To get your routine exfoliated, Chemical and physical formulations work well. And even though everyone has their exfoliating routine, We generally suggest 2-3 times a week or every other week if you’re suffering from dry skin. However, before you reach for shaving blades, Zeichner suggests a (gentle) physical exfoliation: “It gives instantaneous effects,” Zeichner claims when you manually remove dead cells from the surface of your skin. Here’s a simple body scrub recipe you can alter based on the specific issues you have with your skin, or if you prefer an alternative from the market, we recommend Herbivore’s Coco Rose Coconut Oil Body Polish and Fur’s Silk Scrub.

It is also possible to use an afghan-like washcloth to exfoliate your skin before shaving, according to King, exceptionally if you choose to use firmer pressure and coarser fabric. In this regard, dry brushing can also be a tremendous physical exfoliation for your body by buffing the skin using natural boar or synthetic nylon bristles. ( Find our step-by-step guide to dry brushing here..)

Body lotion that is postbiotic

Between waxing or shaving sessions, chemical exfoliators can be helpful. King recommends looking for a moisturizer that is loaded with A.H.A.s or BHAs (lactic acid and salicylic acid, for example) for instance) which can both provide nourishment to the skin barrier as well as encourage gentle exfoliation. The K.P. Body Smoothing Lotion and Drunk Elephant’s T.L.C. Glycolic Body Lotion are both winners.

The exfoliator you select will differ based on the area you’d like to cut your hair. “Body exfoliators shouldn’t be used on the face. They are often thicker in consistency and contain higher concentrations of acids and could be too irritating for delicate facial skin,” states dermatologist who is board certified Raechele Cochran, M.D., regarding the exfoliation of your body. “Likewise, using a facial exfoliation on your body may not be strong enough to give you the results you’re looking for.”

A derm-approved shaving routine

It’s recommended to exfoliate before shaving, but what happens following? There’s a solution: Check out the complete list of essential shaving tips below:

Soften the skin. “Prior to shaving, spend about 10 minutes in warm water to help soften the outer layer of skin,” advises King, since it helps remove hair and lessens the risk of burning yourself. A long bath is good, or you can simply shave towards the end of your shower to ensure the water softens your skin.

Cleanse: The exfoliation steps come into play. Select one of the options above and begin scrubbing.

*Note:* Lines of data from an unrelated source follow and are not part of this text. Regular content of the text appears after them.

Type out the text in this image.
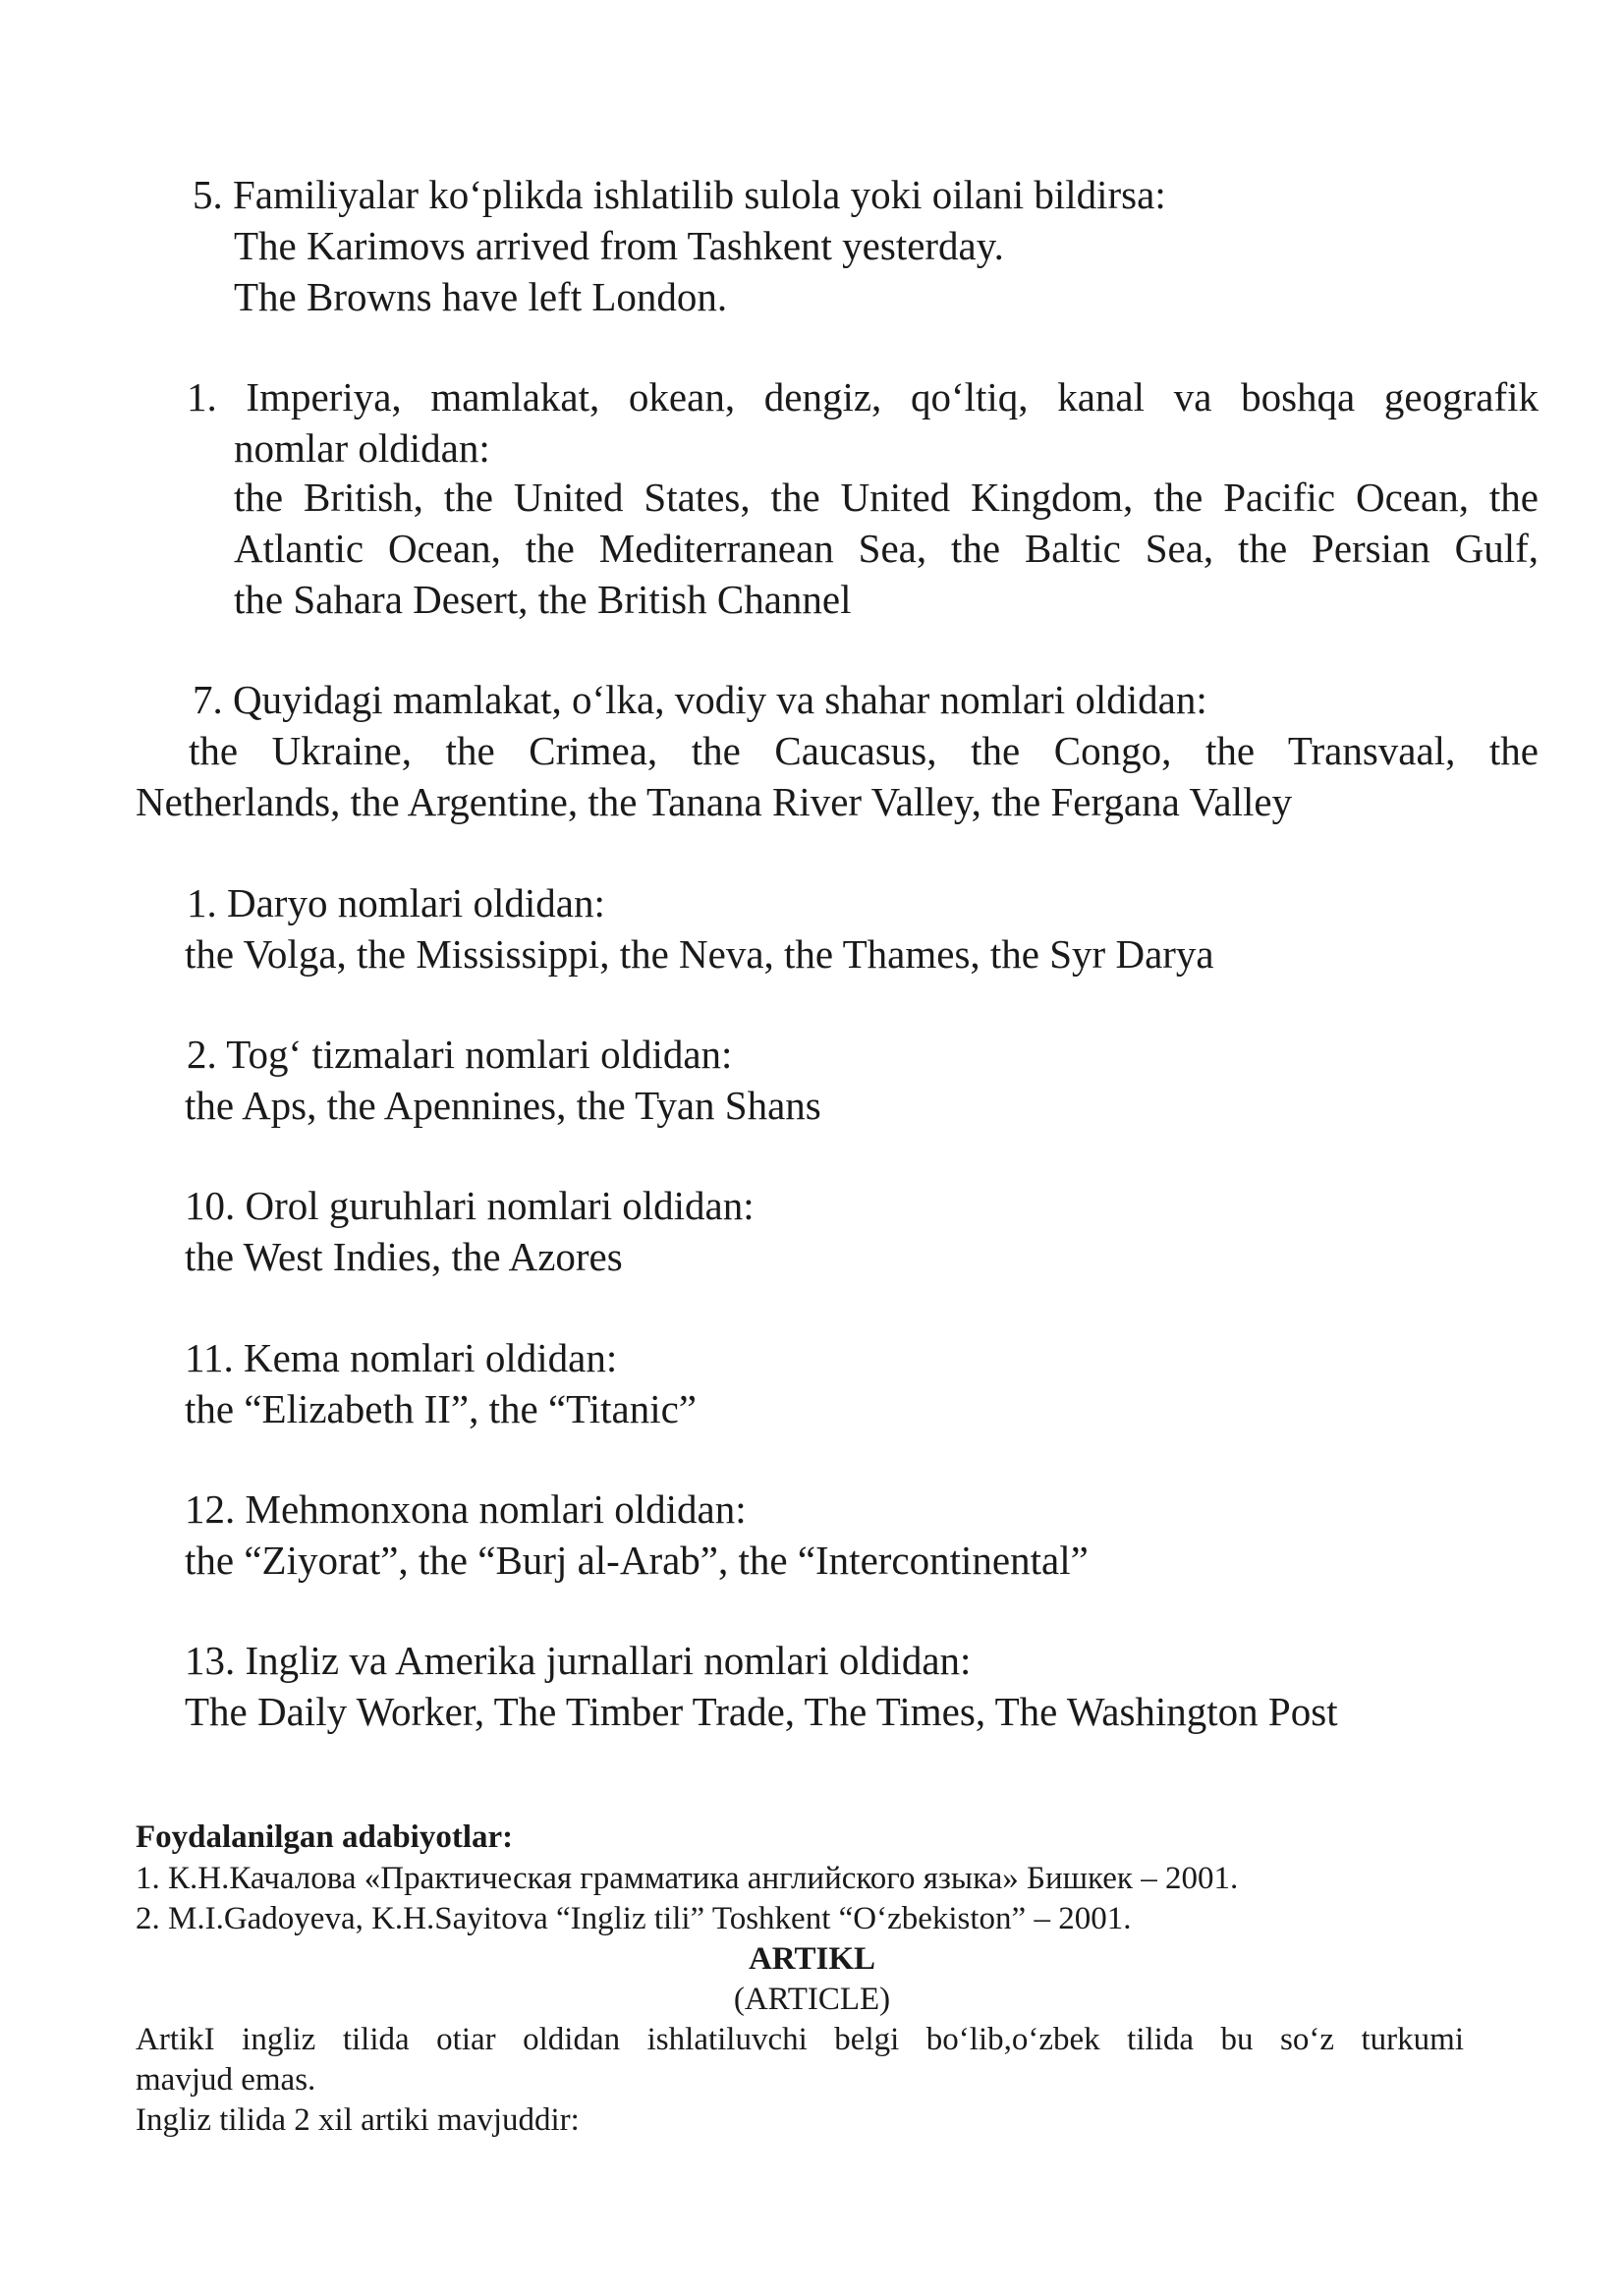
5. Familiyalar ko‘plikda ishlatilib sulola yoki oilani bildirsa:
The Karimovs arrived from Tashkent yesterday.
The Browns have left London.
1. Imperiya, mamlakat, okean, dengiz, qo‘ltiq, kanal va boshqa geografik
nomlar oldidan:
the British, the United States, the United Kingdom, the Pacific Ocean, the
Atlantic Ocean, the Mediterranean Sea, the Baltic Sea, the Persian Gulf,
the Sahara Desert, the British Channel
7. Quyidagi mamlakat, o‘lka, vodiy va shahar nomlari oldidan:
the Ukraine, the Crimea, the Caucasus, the Congo, the Transvaal, the
Netherlands, the Argentine, the Tanana River Valley, the Fergana Valley
1. Daryo nomlari oldidan:
the Volga, the Mississippi, the Neva, the Thames, the Syr Darya
2. Tog‘ tizmalari nomlari oldidan:
the Aps, the Apennines, the Tyan Shans
10. Orol guruhlari nomlari oldidan:
the West Indies, the Azores
11. Kema nomlari oldidan:
the “Elizabeth II”, the “Titanic”
12. Mehmonxona nomlari oldidan:
the “Ziyorat”, the “Burj al-Arab”, the “Intercontinental”
13. Ingliz va Amerika jurnallari nomlari oldidan:
The Daily Worker, The Timber Trade, The Times, The Washington Post
Foydalanilgan adabiyotlar:
1. К.Н.Качалова «Практическая грамматика английского языка» Бишкек – 2001.
2. M.I.Gadoyeva, K.H.Sayitova “Ingliz tili” Toshkent “O‘zbekiston” – 2001.
ARTIKL
(ARTICLE)
ArtikI ingliz tilida otiar oldidan ishlatiluvchi belgi bo‘lib,o‘zbek tilida bu so‘z turkumi
mavjud emas.
Ingliz tilida 2 xil artiki mavjuddir:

Use shaving creamDon’t cut off the shaving cream part. “It’s important to use a shaving cream or mousse, because when you shave, you are shaving the outermost layers of skin, too,” King explains. “If you don’t use a good product with emollients and occlusives to protect and moisturize the skin, you can end up with abrasions and irritation–this is razor burn.” No matter if you’re using foam gel, mousse, or oil, make sure you’ve got some kind of lubricant before you take an edge to your skin.

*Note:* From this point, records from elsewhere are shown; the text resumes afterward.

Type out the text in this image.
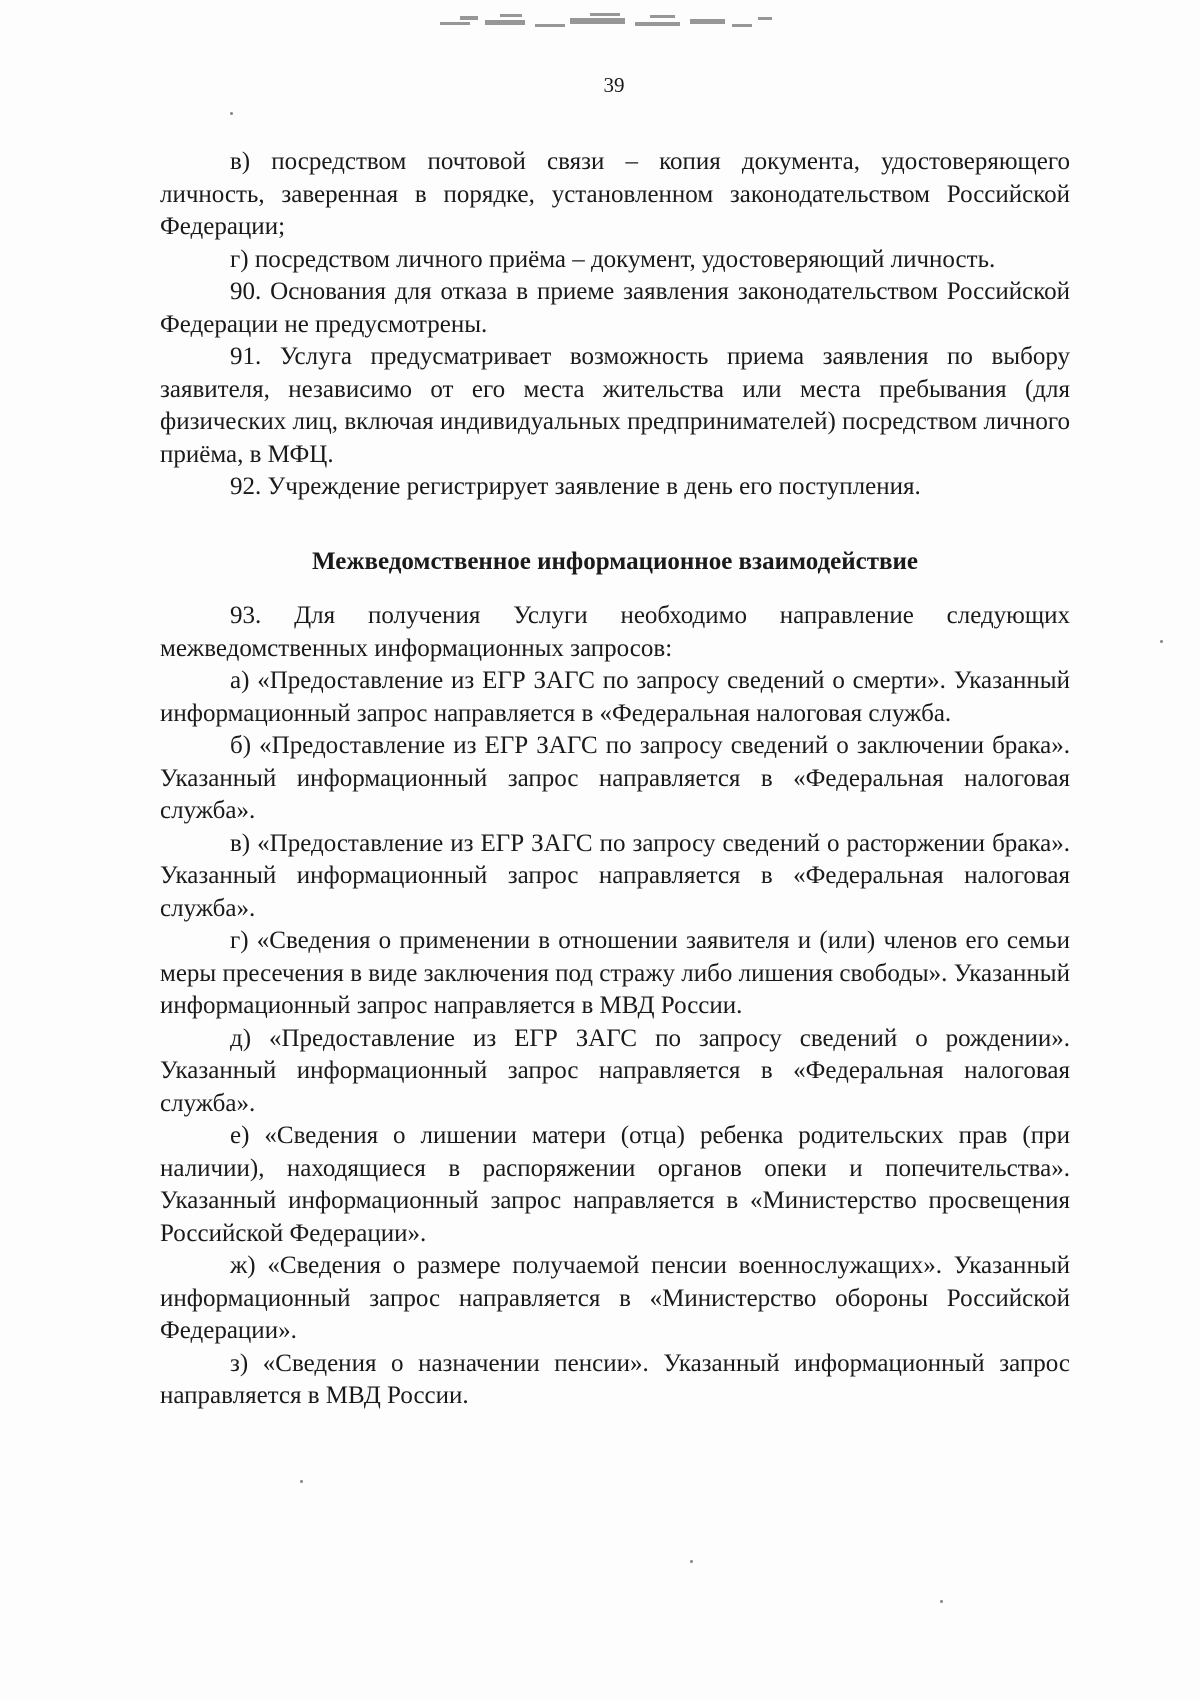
39

в) посредством почтовой связи – копия документа, удостоверяющего личность, заверенная в порядке, установленном законодательством Российской Федерации;

г) посредством личного приёма – документ, удостоверяющий личность.

90. Основания для отказа в приеме заявления законодательством Российской Федерации не предусмотрены.

91. Услуга предусматривает возможность приема заявления по выбору заявителя, независимо от его места жительства или места пребывания (для физических лиц, включая индивидуальных предпринимателей) посредством личного приёма, в МФЦ.

92. Учреждение регистрирует заявление в день его поступления.

Межведомственное информационное взаимодействие

93. Для получения Услуги необходимо направление следующих межведомственных информационных запросов:

а) «Предоставление из ЕГР ЗАГС по запросу сведений о смерти». Указанный информационный запрос направляется в «Федеральная налоговая служба.

б) «Предоставление из ЕГР ЗАГС по запросу сведений о заключении брака». Указанный информационный запрос направляется в «Федеральная налоговая служба».

в) «Предоставление из ЕГР ЗАГС по запросу сведений о расторжении брака». Указанный информационный запрос направляется в «Федеральная налоговая служба».

г) «Сведения о применении в отношении заявителя и (или) членов его семьи меры пресечения в виде заключения под стражу либо лишения свободы». Указанный информационный запрос направляется в МВД России.

д) «Предоставление из ЕГР ЗАГС по запросу сведений о рождении». Указанный информационный запрос направляется в «Федеральная налоговая служба».

е) «Сведения о лишении матери (отца) ребенка родительских прав (при наличии), находящиеся в распоряжении органов опеки и попечительства». Указанный информационный запрос направляется в «Министерство просвещения Российской Федерации».

ж) «Сведения о размере получаемой пенсии военнослужащих». Указанный информационный запрос направляется в «Министерство обороны Российской Федерации».

з) «Сведения о назначении пенсии». Указанный информационный запрос направляется в МВД России.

“Shave with single strokes, focusing on hair growth and clean the razor between each stroke,” says Zeichner. Please do not go over the same area more than twice, and ensure that the razor is in good shape and sharp every when you apply it. “If you feel any tugging on the skin, it means that the blades are getting dull and they should be switched out,” Zeichner says. If you’re searching for an alternative to refill your razor, look through our collection of razors suitable for sensitive skin.

Moisturize: After rinsing and patting dry, apply moisturizing cream and Body lotion to strengthen your skin’s barrier and help keep it well-hydrated. “Remember that shaving is an interaction between the blade, the hair, and skin itself,” Zeichner says. This means it’s essential to hydrate and soothe the skin after you’ve dragged an edge of a razor (and who doesn’t like the feel of lotion on a freshly cut face?). A soothing balm can prevent the appearance of flakes, inflammation, and irritation. All of these can cause clogged pores and ingrown hair.

The main takeaway

To avoid the possibility of irritation and ingrown hairs, Dermatologists recommend exfoliating before shaving. If you follow the proper techniques and remember the aftercare routine, rubbing off the dead skin layer will result in the smoothest shaving experience to date.